The shot is only the beginning. Accurate mineral photography post-production determines whether the image is actually useful, as the crucial decisions are made on screen rather than in front of the specimen. Here is how that process works.
Everything starts at the highest resolution
Every image is shot and processed at the highest available resolution. There is no reason to work at anything less, because resolution lost at capture cannot be recovered. While a file that starts large can always be reduced for delivery, the reverse is simply not possible.
This practice is not just a question of file size or storage. Instead, it is a question of what the image can achieve. Indeed, a high-resolution file can be cropped, enlarged, printed, and examined at a level of detail that a compressed file cannot support. For mineral photography, where the main goal is capturing fine details, this matters more than in almost any other discipline.
The workflow
The process follows a fixed order, every time.
First, the step requires downloading the files from the camera. Before anything else, before any editing, and before deleting a single frame, the files are backed up to a NAS. This happens first and is not optional. Because data loss happens more often than anyone expects, a file existing in only one place is just one hardware failure away from being gone. Therefore, only once the backup is confirmed does the memory card get cleared.
Then comes the selection process, which involves keeping what works and discarding what does not. This step happens in Lightroom, where the entire catalogue lives.
Lightroom — the foundation
Global corrections come first, including exposure, white balance, contrast, shadows, and highlights. Thus, the overall image is brought to where it needs to be before any detail work begins.
After that, we handle the dust.

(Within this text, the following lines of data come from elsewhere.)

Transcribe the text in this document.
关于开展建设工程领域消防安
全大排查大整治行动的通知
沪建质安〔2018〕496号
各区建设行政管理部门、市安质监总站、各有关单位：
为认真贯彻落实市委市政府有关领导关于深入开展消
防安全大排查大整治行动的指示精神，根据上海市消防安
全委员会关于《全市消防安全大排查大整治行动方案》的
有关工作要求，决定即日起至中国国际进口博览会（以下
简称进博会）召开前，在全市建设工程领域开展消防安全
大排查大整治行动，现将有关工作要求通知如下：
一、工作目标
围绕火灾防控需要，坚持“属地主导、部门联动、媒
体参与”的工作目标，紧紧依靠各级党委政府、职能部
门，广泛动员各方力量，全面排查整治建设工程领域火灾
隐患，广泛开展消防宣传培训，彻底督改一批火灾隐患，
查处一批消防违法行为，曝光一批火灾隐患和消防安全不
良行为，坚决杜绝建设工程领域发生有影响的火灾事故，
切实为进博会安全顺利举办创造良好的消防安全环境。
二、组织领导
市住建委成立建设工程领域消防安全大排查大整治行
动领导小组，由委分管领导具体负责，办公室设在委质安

A black vinyl background is electrostatically charged and attracts every particle in the room, as described in an earlier article on mirror backgrounds. However clean the surface was before the shot, Lightroom’s healing and cloning tools handle what remains. Because dust on the background is a global problem, Lightroom addresses it efficiently.
When a file needs more than Lightroom can provide, the next step involves Photoshop. It opens directly from Lightroom via the “Edit in Photoshop” function. Consequently, the resulting file is automatically reintegrated into the Lightroom catalogue and linked to the original, keeping the two applications connected throughout.
Photoshop — the precision work
Photoshop handles what Lightroom cannot. This includes impurities on the specimen itself and particles between crystals, which require working at the pixel level rather than globally. This specific work cannot be rushed and cannot be approximated.
Furthermore, this stage is where most of the time goes when dealing with difficult specimens.
What cannot be fixed
A blown highlight cannot be recovered. A crystal face that has caught too much light and rendered as pure white carries no information. Underneath, there is nothing to bring back. As a result, reducing the highlights in Lightroom will darken the surrounding areas without restoring what was never captured.
For this reason, the reflections and crystalline highlights that make a mineral photograph interesting must be prepared during the shoot, not corrected afterward. The angle of the light, its distance and intensity, and the moment when a face catches it correctly rather than being overwhelmed: these decisions happen in front of the specimen, not on screen.
Consequently, this is exactly why the shoot takes time.
The exception — exposure blending
There are specimens where no single exposure captures everything. The vanadinite is the clearest example. Featuring deep red-orange crystals with highly reflective faces distributed across the entire specimen, no single setting can handle all of it, as some faces will be cramped while others lose their detail entirely.
In those cases, the solution is multiple exposures of the same frame, each optimized for a different zone of light, assembled in Photoshop into a single composite image. It is not focus stacking, which addresses depth of field. Instead, exposure blending solves the light problem. The principle is similar, but the issue being addressed is different.
This technique applies to a small number of specimens. However, for those specific pieces, it is the only approach that produces an honest image of what the specimen actually looks like.
What gets delivered
The delivered file reflects every decision made between capture and export: the global corrections, the dust removal, the pixel-level work, and where necessary, the composite assembly. It represents the image at its best, within the limits of what the shot made possible.
Those limits are set during the shoot. Ultimately, post-production works within them, but it does not extend them.